# Favorite snapper jigs



## saltwater4life (Aug 5, 2010)

Whats yalls favorite jig for snapper? or even favorite jig in general, not for tuna. Im looking for input on jig recomendations for snapper, aj, grouper. I never really get out far enough for any tuna

S4L


----------



## red34 (Jun 2, 2004)

We did really well on the 120g and 180g Jackals in purple last time I fished snapper. For AJs and grouper, I love the Jitterbel 320g

Jackal









Jitterbel









Also, for those of you who have been missing them, I just ordered Jitterbels in 420g. We'll see how they do and if they're going to make it back into the regular rotation.

http://oceantackle.net/Jigs.php


----------



## alvinslash (Jan 14, 2012)

bridgeport jigg is the way to go. for snapps all you nead is a bare shiney hook


----------



## delliott00 (Mar 6, 2007)

red34 said:


> We did really well on the 120g and 180g Jackals in purple last time I fished snapper. For AJs and grouper, I love the Jitterbel 320g


Yeah we had no problem limiting out on big snapper with those. That was a riot! Can't complain when you have to stop snapper fishing after the first 20 minutes  ....but hey they are endangered LOL....

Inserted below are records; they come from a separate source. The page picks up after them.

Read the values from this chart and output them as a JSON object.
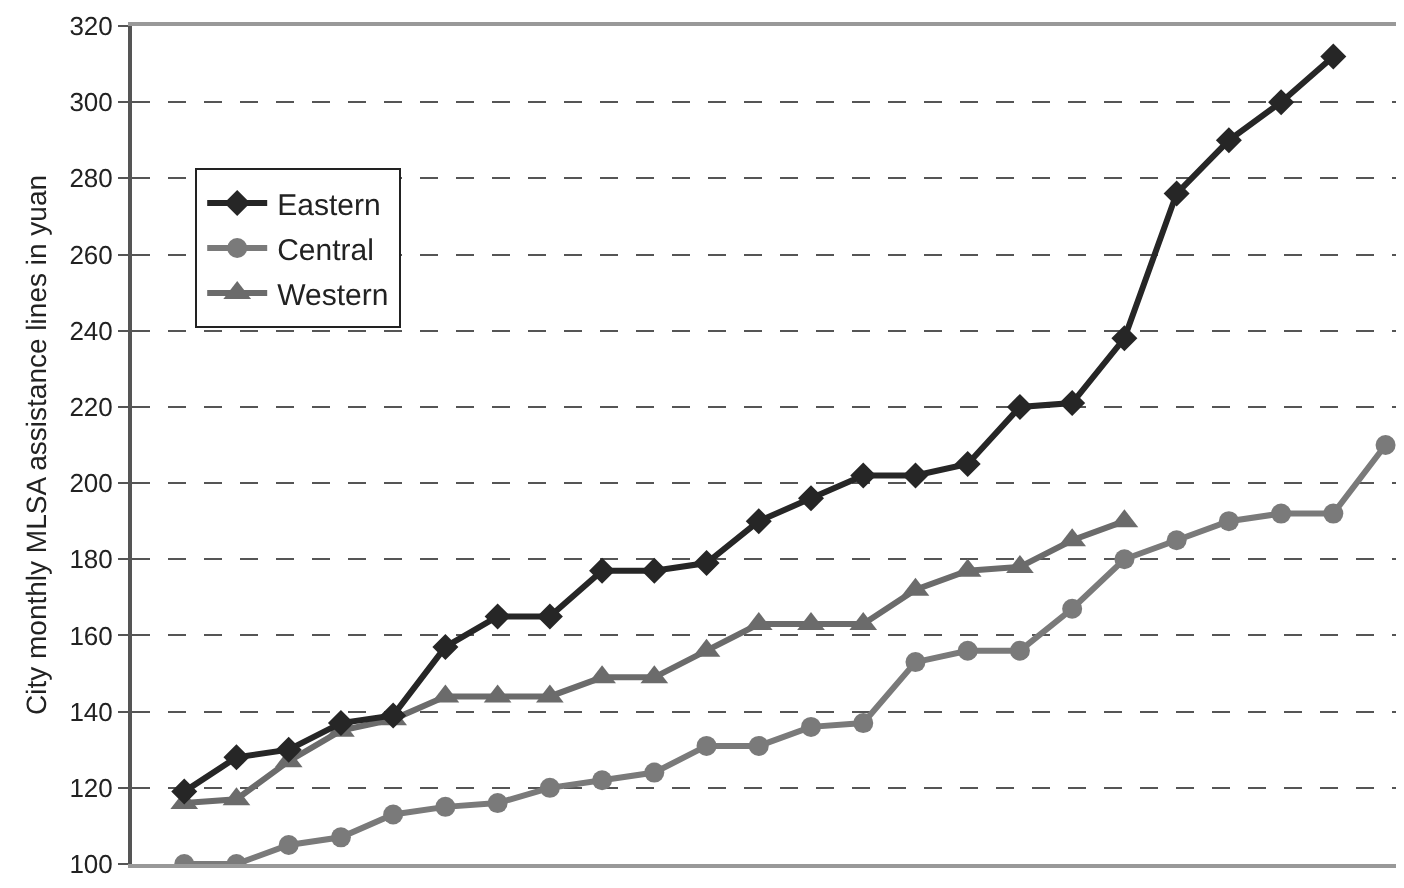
{
  "chart_data": {
    "type": "line",
    "ylabel": "City monthly MLSA assistance lines in yuan",
    "categories": [
      null,
      null,
      null,
      null,
      null,
      null,
      null,
      null,
      null,
      null,
      null,
      null,
      null,
      null,
      null,
      null,
      null,
      null,
      null,
      null,
      null,
      null,
      null,
      null
    ],
    "series": [
      {
        "name": "Eastern",
        "color": "#262626",
        "marker": "diamond",
        "values": [
          119,
          128,
          130,
          137,
          139,
          157,
          165,
          165,
          177,
          177,
          179,
          190,
          196,
          202,
          202,
          205,
          220,
          221,
          238,
          276,
          290,
          300,
          312,
          null
        ]
      },
      {
        "name": "Central",
        "color": "#7a7a7a",
        "marker": "circle",
        "values": [
          100,
          100,
          105,
          107,
          113,
          115,
          116,
          120,
          122,
          124,
          131,
          131,
          136,
          137,
          153,
          156,
          156,
          167,
          180,
          185,
          190,
          192,
          192,
          210
        ]
      },
      {
        "name": "Western",
        "color": "#6b6b6b",
        "marker": "triangle",
        "values": [
          116,
          117,
          127,
          135,
          138,
          144,
          144,
          144,
          149,
          149,
          156,
          163,
          163,
          163,
          172,
          177,
          178,
          185,
          190,
          null,
          null,
          null,
          null,
          null
        ]
      }
    ],
    "ylim": [
      100,
      320
    ],
    "yticks": [
      100,
      120,
      140,
      160,
      180,
      200,
      220,
      240,
      260,
      280,
      300,
      320
    ],
    "grid": "y",
    "legend": "top left",
    "tick_labels": "y",
    "line_style": "solid"
  }
}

Got those two OTI jigging rods set up with the Avets. Can't wait to try em out. Should be a great lightweight jigging setup, but still stout enough to handle some nice AJs or groups. Thanks again....

All I need now is maybe a decent offshore spinning setup for sightcasting chickens/ling. Nothing over the top, maybe an Okuma Cedros 55? Need to discuss over a beer....

-Dave


----------



## ksong (Jun 30, 2004)

When I fished on overnight trip on the Big E, I noticed many fishermen use long jigs for yft or blackfin. But I can assure that your catches will be increased sharply when you use short jigs.

Same goes to snapper jigging. 
If you catch snapper on long jigs, you'd do much better with short jigs.


----------



## Fordzilla06 (Oct 14, 2010)

Snapper slapper, the bigger the better.


----------



## hog (May 17, 2006)

http://themagicmann.com/offshorejigs.htm
Pretty nic report on jigs ti use.

Kil, i wish you would do a video or copy paste one if your reports you might have made in the past on the proper technique for using the Hooker 1 for tuna. Kinda like you would if you were on one of the night floater trips done down our way.

Most folks i ask that to say - watch the fish finder---drop to the area- and place in the rod holder and let the rockings of the boat make the slow movements-- just wanting to know your ideas

Thks, 
Hog


----------